- Promotional poster
- Based on: The Listeners by Jordan Tannahill
- Written by: Jordan Tannahill
- Directed by: Janicza Bravo
- Starring: Rebecca Hall
- Countries of origin: Northern Ireland; United Kingdom;
- Original language: English
- No. of episodes: 4 (5 in Australia)

Production
- Executive producers: Jordan Tannahill; Janicza Bravo; Rebecca Ferguson; Alice Birch; Ed Guiney; Andrew Lowe; Chelsea Morgan Hoffmann; Rachel Dargavel;
- Producer: Ed King
- Production companies: BBC Studios; Element Pictures;

Original release
- Network: BBC One
- Release: 19 November 2024

= The Listeners (TV series) =

British television series

The Listeners is a 2024 miniseries based on the 2021 novel by Jordan Tannahill. It was released by BBC One on 19 November 2024.

==Premise==
An English teacher Claire (Rebecca Hall) is tormented by a continuous humming noise that seemingly only a few people are able to hear. This premise is based on The Hum, a phenomenon that has been reported in several places around the world.

==Cast and characters==
Source:
- Rebecca Hall as Claire
- Ollie West as Kyle
- Prasanna Puwanarajah as Paul, Claire's husband
- Amr Waked as Omar, facilitator of a support group for those who hear the Hum
- Gayle Rankin as Jo, Omar's wife and co-facilitator
- Mia Tharia as Ashley, Claire's daughter
- Franc Ashman as Cassandra, Claire's colleague
- Samuel Edward-Cook as Damian, a fellow listener
- Karen Henthorn as Emily, a fellow listener
- Lucy Sheen as Teresa, a fellow listener
- Ian Mercer as Tom, Emily's husband
- Scottee as Noam, a fellow listener
- Shreya M. Patel as Seema, a fellow listener
- Kiruna Stamell as Dr Broodthaers, Claire's therapist

==Episodes==

| No. | Title | Directed by | Written by | Original release date |
|---|---|---|---|---|
| 1 | "Episode 1" | Janicza Bravo | Jordan Tannahill | 19 November 2024 |
| 2 | "Episode 2" | Janicza Bravo | Jordan Tannahill | 19 November 2024 |
| 3 | "Episode 3" | Janicza Bravo | Jordan Tannahill | 19 November 2024 |
| 4 | "Episode 4" | Janicza Bravo | Jordan Tannahill | 19 November 2024 |

==Production==
Jordan Tannahill adapted his own novel for television, with Janicza Bravo on board as director. Tannahill and Bravo are also executive producers on the series, along with Ed Guiney, Andrew Lowe, Chelsea Morgan Hoffmann and Rachel Dargavel for Element Pictures, Rebecca Ferguson for the BBC, and Alice Birch. The series is produced by Ed King.

In February 2024, Rebecca Hall was confirmed in the lead role. The cast also includes Ollie West, Prasanna Puwanarajah, Amr Waked, Gayle Rankin and Mia Tharia.

Filming took place in Manchester and first look images from filming were released in February 2024.

==Broadcast==
The series was screened at the 2024 Toronto International Film Festival on September 11, in the Primetime program, and broadcast in the United Kingdom on BBC One and BBC iPlayer on 19 November 2024. Starz acquired the series for the United States, where it premiered on 12 June 2026.
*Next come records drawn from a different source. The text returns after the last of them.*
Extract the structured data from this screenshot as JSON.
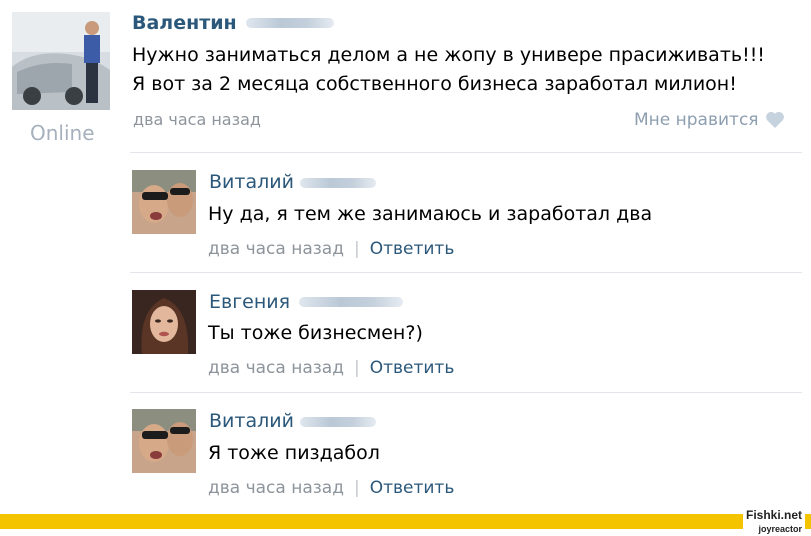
{
  "post": {
    "author": "Валентин",
    "status": "Online",
    "lines": [
      "Нужно заниматься делом а не жопу в универе прасиживать!!!",
      "Я вот за 2 месяца собственного бизнеса заработал милион!"
    ],
    "time": "два часа назад",
    "like_label": "Мне нравится"
  },
  "comments": [
    {
      "author": "Виталий",
      "text": "Ну да, я тем же занимаюсь и заработал два",
      "time": "два часа назад",
      "reply": "Ответить"
    },
    {
      "author": "Евгения",
      "text": "Ты тоже бизнесмен?)",
      "time": "два часа назад",
      "reply": "Ответить"
    },
    {
      "author": "Виталий",
      "text": "Я тоже пиздабол",
      "time": "два часа назад",
      "reply": "Ответить"
    }
  ],
  "watermark": {
    "site": "Fishki.net",
    "site2": "joyreactor"
  },
  "colors": {
    "link": "#2b587a",
    "meta": "#8d949b",
    "band": "#f5c400"
  }
}
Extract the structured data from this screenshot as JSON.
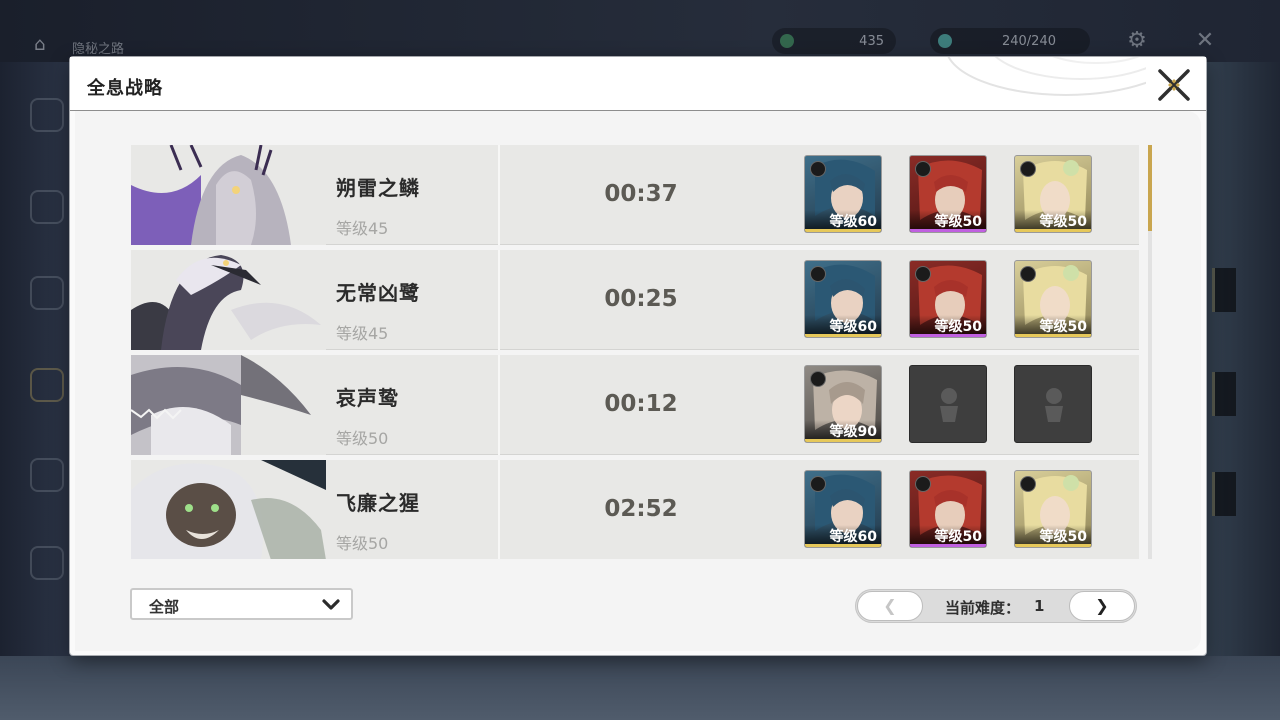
{
  "hud": {
    "title": "隐秘之路",
    "resource_a": "435",
    "resource_b": "240/240"
  },
  "dialog": {
    "title": "全息战略"
  },
  "challenges": [
    {
      "boss_name": "朔雷之鳞",
      "boss_level": "等级45",
      "clear_time": "00:37",
      "team": [
        {
          "level": "等级60",
          "element": "aero",
          "rarity_color": "#e6c85a"
        },
        {
          "level": "等级50",
          "element": "fusion",
          "rarity_color": "#c060e0"
        },
        {
          "level": "等级50",
          "element": "spectro",
          "rarity_color": "#e6c85a"
        }
      ]
    },
    {
      "boss_name": "无常凶鹭",
      "boss_level": "等级45",
      "clear_time": "00:25",
      "team": [
        {
          "level": "等级60",
          "element": "aero",
          "rarity_color": "#e6c85a"
        },
        {
          "level": "等级50",
          "element": "fusion",
          "rarity_color": "#c060e0"
        },
        {
          "level": "等级50",
          "element": "spectro",
          "rarity_color": "#e6c85a"
        }
      ]
    },
    {
      "boss_name": "哀声鸷",
      "boss_level": "等级50",
      "clear_time": "00:12",
      "team": [
        {
          "level": "等级90",
          "element": "havoc",
          "rarity_color": "#e6c85a"
        }
      ]
    },
    {
      "boss_name": "飞廉之猩",
      "boss_level": "等级50",
      "clear_time": "02:52",
      "team": [
        {
          "level": "等级60",
          "element": "aero",
          "rarity_color": "#e6c85a"
        },
        {
          "level": "等级50",
          "element": "fusion",
          "rarity_color": "#c060e0"
        },
        {
          "level": "等级50",
          "element": "spectro",
          "rarity_color": "#e6c85a"
        }
      ]
    }
  ],
  "filter": {
    "selected": "全部"
  },
  "pager": {
    "prev_label": "❮",
    "next_label": "❯",
    "difficulty_label": "当前难度：",
    "difficulty_value": "1"
  },
  "colors": {
    "accent_gold": "#c9a64f",
    "purple_rarity": "#c060e0",
    "gold_rarity": "#e6c85a"
  }
}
The series released on Australian streaming services Binge and Foxtel On Demand, this version was recut with extra scenes into five episodes instead of the original four.

==Reception==
The review aggregator website Rotten Tomatoes reported an 89% approval rating with an average rating of 7.20/10 based on 19 critic reviews. The website's critics consensus reads, "Unfolding its mysteries at a patient pace, The Listeners beckons viewers to pay close attention -- which is made all the easier by Rebecca Hall's compelling presence". Metacritic, which uses a weighted average, assigned a score of 73 out of 100 based on 16 critics, indicating "generally favorable" reviews.

The series received four-star reviews from The Times, The Guardian, the Daily Mail, the Financial Times, The Independent, and the Evening Standard, among others. Lucy Mangan in The Guardian called the series a "hauntingly delicate drama [that] will paralyse you with dread", while India Block in the Evening Standard described it as "a hallucinatory, nightmarish drama exploring mystery and conspiracy", and actress Rebecca Hall as "a revelation." James Jackson in The Times wrote "the actors are impeccable throughout, none more so than Hall, who... in the throes of ecstatic ritual, seems to be staring directly into the fabric of the universe. The Listeners takes suburban ennui to a new level altogether." Asyia Iftikhar in Metro wrote "not only was this taut thriller one of the best written shows of the year, but, in an incredibly divided society, I can't help but think it is 2024's most important watch."